Nunca a ordem mundial liderada pelos americanos depois de 1945 esteve tão ameaçada. A governança mundial baseada em valores e normas, que sobreviveu aos anos mais tensos da Guerra Fria, agora parece não ter a mesma vitalidade para resistir aos ataques dos inimigos da liberdade em tempos de paz quente. Entretanto, a principal fonte de fraqueza do liberalismo internacional está relacionada com o papel desempenhado pelos idealizadores e patrocinadores da atual ordem, os Estados Unidos. Suas ações controversas diante de antigos aliados e de adversários recalcitrantes têm contribuído para a erosão dos pilares que sustentam o edifício liberal – solidariedade democrática, segurança coletiva, cooperação multilateral e livre mercado.

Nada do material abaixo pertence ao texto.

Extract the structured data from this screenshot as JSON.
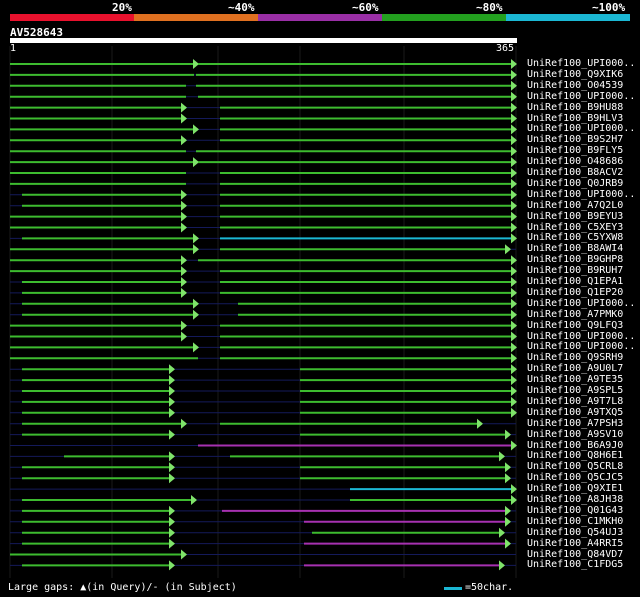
{
  "legend": {
    "labels": [
      "20%",
      "~40%",
      "~60%",
      "~80%",
      "~100%"
    ],
    "colors": [
      "#e8112d",
      "#e07020",
      "#9a2fa6",
      "#23a01f",
      "#1bb7d4"
    ]
  },
  "query": {
    "title": "AV528643",
    "start": "1",
    "end": "365"
  },
  "hits": [
    {
      "label": "UniRef100_UPI000..",
      "segs": [
        [
          10,
          198,
          "#3dbb2f",
          1
        ],
        [
          198,
          516,
          "#3dbb2f",
          1
        ]
      ]
    },
    {
      "label": "UniRef100_Q9XIK6",
      "segs": [
        [
          10,
          194,
          "#3dbb2f",
          0
        ],
        [
          196,
          516,
          "#3dbb2f",
          1
        ]
      ]
    },
    {
      "label": "UniRef100_O04539",
      "segs": [
        [
          10,
          186,
          "#3dbb2f",
          0
        ],
        [
          196,
          516,
          "#3dbb2f",
          1
        ]
      ]
    },
    {
      "label": "UniRef100_UPI000..",
      "segs": [
        [
          10,
          186,
          "#3dbb2f",
          0
        ],
        [
          198,
          516,
          "#3dbb2f",
          1
        ]
      ]
    },
    {
      "label": "UniRef100_B9HU88",
      "segs": [
        [
          10,
          186,
          "#3dbb2f",
          1
        ],
        [
          220,
          516,
          "#3dbb2f",
          1
        ]
      ]
    },
    {
      "label": "UniRef100_B9HLV3",
      "segs": [
        [
          10,
          186,
          "#3dbb2f",
          1
        ],
        [
          220,
          516,
          "#3dbb2f",
          1
        ]
      ]
    },
    {
      "label": "UniRef100_UPI000..",
      "segs": [
        [
          10,
          198,
          "#3dbb2f",
          1
        ],
        [
          220,
          516,
          "#3dbb2f",
          1
        ]
      ]
    },
    {
      "label": "UniRef100_B9S2H7",
      "segs": [
        [
          10,
          186,
          "#3dbb2f",
          1
        ],
        [
          220,
          516,
          "#3dbb2f",
          1
        ]
      ]
    },
    {
      "label": "UniRef100_B9FLY5",
      "segs": [
        [
          10,
          186,
          "#3dbb2f",
          0
        ],
        [
          196,
          516,
          "#3dbb2f",
          1
        ]
      ]
    },
    {
      "label": "UniRef100_O48686",
      "segs": [
        [
          10,
          198,
          "#3dbb2f",
          1
        ],
        [
          198,
          516,
          "#3dbb2f",
          1
        ]
      ]
    },
    {
      "label": "UniRef100_B8ACV2",
      "segs": [
        [
          10,
          186,
          "#3dbb2f",
          0
        ],
        [
          220,
          516,
          "#3dbb2f",
          1
        ]
      ]
    },
    {
      "label": "UniRef100_Q0JRB9",
      "segs": [
        [
          10,
          186,
          "#3dbb2f",
          0
        ],
        [
          220,
          516,
          "#3dbb2f",
          1
        ]
      ]
    },
    {
      "label": "UniRef100_UPI000..",
      "segs": [
        [
          22,
          186,
          "#3dbb2f",
          1
        ],
        [
          220,
          516,
          "#3dbb2f",
          1
        ]
      ]
    },
    {
      "label": "UniRef100_A7Q2L0",
      "segs": [
        [
          22,
          186,
          "#3dbb2f",
          1
        ],
        [
          220,
          516,
          "#3dbb2f",
          1
        ]
      ]
    },
    {
      "label": "UniRef100_B9EYU3",
      "segs": [
        [
          10,
          186,
          "#3dbb2f",
          1
        ],
        [
          220,
          516,
          "#3dbb2f",
          1
        ]
      ]
    },
    {
      "label": "UniRef100_C5XEY3",
      "segs": [
        [
          10,
          186,
          "#3dbb2f",
          1
        ],
        [
          220,
          516,
          "#3dbb2f",
          1
        ]
      ]
    },
    {
      "label": "UniRef100_C5YXW8",
      "segs": [
        [
          22,
          198,
          "#3dbb2f",
          1
        ],
        [
          220,
          516,
          "#1bb7d4",
          1
        ]
      ]
    },
    {
      "label": "UniRef100_B8AWI4",
      "segs": [
        [
          10,
          198,
          "#3dbb2f",
          1
        ],
        [
          220,
          510,
          "#3dbb2f",
          1
        ]
      ]
    },
    {
      "label": "UniRef100_B9GHP8",
      "segs": [
        [
          10,
          186,
          "#3dbb2f",
          1
        ],
        [
          198,
          516,
          "#3dbb2f",
          1
        ]
      ]
    },
    {
      "label": "UniRef100_B9RUH7",
      "segs": [
        [
          10,
          186,
          "#3dbb2f",
          1
        ],
        [
          220,
          516,
          "#3dbb2f",
          1
        ]
      ]
    },
    {
      "label": "UniRef100_Q1EPA1",
      "segs": [
        [
          22,
          186,
          "#3dbb2f",
          1
        ],
        [
          220,
          516,
          "#3dbb2f",
          1
        ]
      ]
    },
    {
      "label": "UniRef100_Q1EP20",
      "segs": [
        [
          22,
          186,
          "#3dbb2f",
          1
        ],
        [
          220,
          516,
          "#3dbb2f",
          1
        ]
      ]
    },
    {
      "label": "UniRef100_UPI000..",
      "segs": [
        [
          22,
          198,
          "#3dbb2f",
          1
        ],
        [
          238,
          516,
          "#3dbb2f",
          1
        ]
      ]
    },
    {
      "label": "UniRef100_A7PMK0",
      "segs": [
        [
          22,
          198,
          "#3dbb2f",
          1
        ],
        [
          238,
          516,
          "#3dbb2f",
          1
        ]
      ]
    },
    {
      "label": "UniRef100_Q9LFQ3",
      "segs": [
        [
          10,
          186,
          "#3dbb2f",
          1
        ],
        [
          220,
          516,
          "#3dbb2f",
          1
        ]
      ]
    },
    {
      "label": "UniRef100_UPI000..",
      "segs": [
        [
          10,
          186,
          "#3dbb2f",
          1
        ],
        [
          220,
          516,
          "#3dbb2f",
          1
        ]
      ]
    },
    {
      "label": "UniRef100_UPI000..",
      "segs": [
        [
          10,
          198,
          "#3dbb2f",
          1
        ],
        [
          220,
          516,
          "#3dbb2f",
          1
        ]
      ]
    },
    {
      "label": "UniRef100_Q9SRH9",
      "segs": [
        [
          10,
          198,
          "#3dbb2f",
          0
        ],
        [
          220,
          516,
          "#3dbb2f",
          1
        ]
      ]
    },
    {
      "label": "UniRef100_A9U0L7",
      "segs": [
        [
          22,
          174,
          "#3dbb2f",
          1
        ],
        [
          300,
          516,
          "#3dbb2f",
          1
        ]
      ]
    },
    {
      "label": "UniRef100_A9TE35",
      "segs": [
        [
          22,
          174,
          "#3dbb2f",
          1
        ],
        [
          300,
          516,
          "#3dbb2f",
          1
        ]
      ]
    },
    {
      "label": "UniRef100_A9SPL5",
      "segs": [
        [
          22,
          174,
          "#3dbb2f",
          1
        ],
        [
          300,
          516,
          "#3dbb2f",
          1
        ]
      ]
    },
    {
      "label": "UniRef100_A9T7L8",
      "segs": [
        [
          22,
          174,
          "#3dbb2f",
          1
        ],
        [
          300,
          516,
          "#3dbb2f",
          1
        ]
      ]
    },
    {
      "label": "UniRef100_A9TXQ5",
      "segs": [
        [
          22,
          174,
          "#3dbb2f",
          1
        ],
        [
          300,
          516,
          "#3dbb2f",
          1
        ]
      ]
    },
    {
      "label": "UniRef100_A7PSH3",
      "segs": [
        [
          22,
          186,
          "#3dbb2f",
          1
        ],
        [
          220,
          482,
          "#3dbb2f",
          1
        ]
      ]
    },
    {
      "label": "UniRef100_A9SV10",
      "segs": [
        [
          22,
          174,
          "#3dbb2f",
          1
        ],
        [
          300,
          510,
          "#3dbb2f",
          1
        ]
      ]
    },
    {
      "label": "UniRef100_B6A9J0",
      "segs": [
        [
          198,
          516,
          "#a631b0",
          1
        ]
      ]
    },
    {
      "label": "UniRef100_Q8H6E1",
      "segs": [
        [
          64,
          174,
          "#3dbb2f",
          1
        ],
        [
          230,
          504,
          "#3dbb2f",
          1
        ]
      ]
    },
    {
      "label": "UniRef100_Q5CRL8",
      "segs": [
        [
          22,
          174,
          "#3dbb2f",
          1
        ],
        [
          300,
          510,
          "#3dbb2f",
          1
        ]
      ]
    },
    {
      "label": "UniRef100_Q5CJC5",
      "segs": [
        [
          22,
          174,
          "#3dbb2f",
          1
        ],
        [
          300,
          510,
          "#3dbb2f",
          1
        ]
      ]
    },
    {
      "label": "UniRef100_Q9XIE1",
      "segs": [
        [
          350,
          516,
          "#1bb7d4",
          1
        ]
      ]
    },
    {
      "label": "UniRef100_A8JH38",
      "segs": [
        [
          22,
          196,
          "#3dbb2f",
          1
        ],
        [
          350,
          516,
          "#3dbb2f",
          1
        ]
      ]
    },
    {
      "label": "UniRef100_Q01G43",
      "segs": [
        [
          22,
          174,
          "#3dbb2f",
          1
        ],
        [
          222,
          510,
          "#a631b0",
          1
        ]
      ]
    },
    {
      "label": "UniRef100_C1MKH0",
      "segs": [
        [
          22,
          174,
          "#3dbb2f",
          1
        ],
        [
          304,
          510,
          "#a631b0",
          1
        ]
      ]
    },
    {
      "label": "UniRef100_Q54UJ3",
      "segs": [
        [
          22,
          174,
          "#3dbb2f",
          1
        ],
        [
          312,
          504,
          "#3dbb2f",
          1
        ]
      ]
    },
    {
      "label": "UniRef100_A4RRI5",
      "segs": [
        [
          22,
          174,
          "#3dbb2f",
          1
        ],
        [
          304,
          510,
          "#a631b0",
          1
        ]
      ]
    },
    {
      "label": "UniRef100_Q84VD7",
      "segs": [
        [
          10,
          186,
          "#3dbb2f",
          1
        ]
      ]
    },
    {
      "label": "UniRef100_C1FDG5",
      "segs": [
        [
          22,
          174,
          "#3dbb2f",
          1
        ],
        [
          304,
          504,
          "#a631b0",
          1
        ]
      ]
    }
  ],
  "footer": {
    "text": "Large gaps: ▲(in Query)/- (in Subject)",
    "scale_label": "=50char."
  }
}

Desde que tomou posse em janeiro de 2017, Donald Trump tem se mostrado um frenético e ambicioso jogador, mas de habilidade duvidosa na condução dos negócios estrangeiros. Cada tweetdo presidente americano soa como um furacão capaz de desestabilizar o equilíbrio do sistema internacional. Na esteira de uma sequência de decisões polémicas, como o corte drástico no orçamento da ONU, Trump protagonizou na semana de 10 a 16 de julho episódios que mostram sua disposição em desmontar décadas de política exterior americana. A estratégia concebida pelo presidente Trump de ataques frontais às instituições ocidentais parece não deixar dúvidas de que Washington está disposta a contribuir para o reordenamento mundial na direção das ambições dos principais inimigos do Ocidente.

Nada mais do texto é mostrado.